Results of DWP’s consultation show mixed views about disclosure proposals

A FTSE 100 pension scheme has described the UK’s plans to introduce mandatory TCFD reporting as “autocratic”, warning that the threat of fines could result in trustees resigning, according to newly-released consultation documents. 

In one response to a Department for Work and Pensions’ (DWP) consultation, the trustee for chemical company Johnson Matthey’s £2bn pension scheme said the proposals were “excessively bureaucratic and costly" and were “yet a further regulatory burden falling on trustees”. They accused the regulator of taking an “autocratic approach” when “a more persuasive tone would be better,” adding that the proposals to fine individual trustees up to £5,000 for failing to comply with the rules could result in departures at pension funds.

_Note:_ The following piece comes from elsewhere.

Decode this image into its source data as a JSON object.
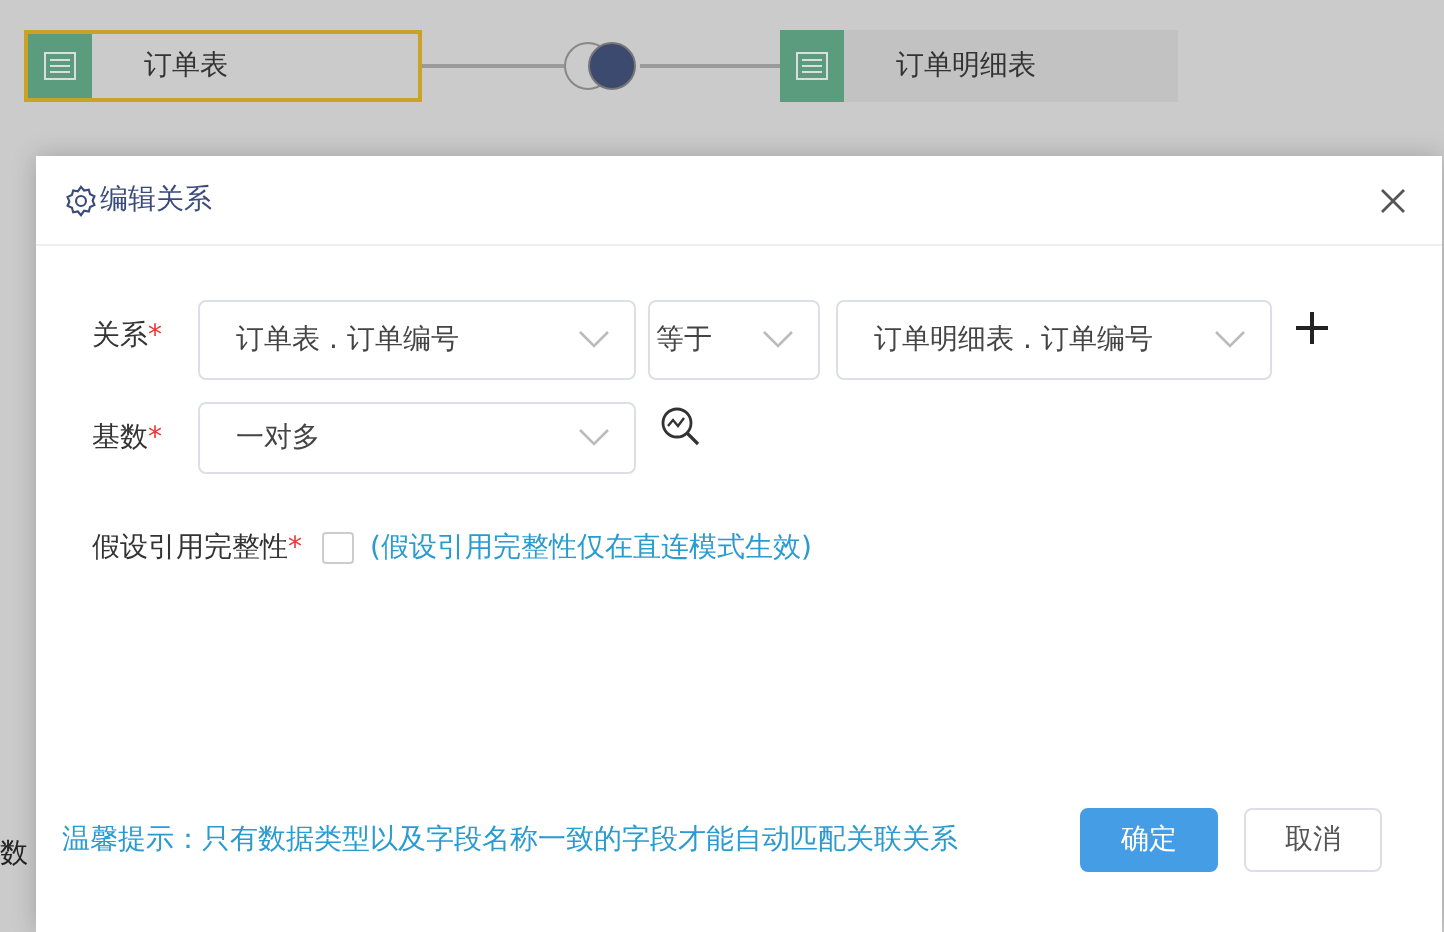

Three consultations have been undertaken by the DWP over the past year in relation to the rules, which apply to UK pension schemes over £1bn and are currently awaiting approval from Parliament. The full responses, released by the Department last week, reveal in detail the concerns of some schemes over the cost and burden of the proposals. 

‘If anyone is in a position to assess the climate-related risks of default on gilts meaningfully, it is the UK Government, which should undertake such analysis rather than impose a requirement on pension schemes’

While responses were largely supportive of the measures, NatWest bank’s pension scheme – the UK’s third largest – said that it did not “view climate risk governance and disclosure by pension schemes as an effective policy tool for dealing with climate change”.

Instead, the fund called on governments and regulators to “put in place an effective mechanism to price the true social cost of greenhouse gas emissions […] a carbon pricing framework would make separate disclosure unnecessary as risk would be priced in”. 

The £10bn Imperial Chemical Industries pension fund (ICI) pension fund argued in its response that it should not have to produce a report because its pension fund is closed, and therefore heavily invested in government bonds and derivatives, as well as bulk annuity insurance policies, which it said “would be considered low-risk in climate risk terms”. 

ICI, which has been defunct since 2008, argued that such assets should not be included when calculating which schemes are above the £1bn threshold for eligibility under the new rules. 

Bulk annuities were removed from the threshold in the second draft of the regulations released in January, but ICI reiterated in its second response that gilts should also be removed.

“If anyone is in a position to assess the climate-related risks of default on gilts meaningfully, it is the UK Government, which should undertake such analysis rather than impose a requirement on pension schemes”, it said. “For pension schemes, it would be a governance and cost burden on virtually every scheme with no offsetting benefit and would lead to inconsistencies between schemes”.

The introduction of mandatory TCFD reporting for schemes is part of a larger rollout across the UK economy. The Financial Conduct Authority recently opened consultations on its proposed reporting rules for large asset managers and a wider scope of listed companies.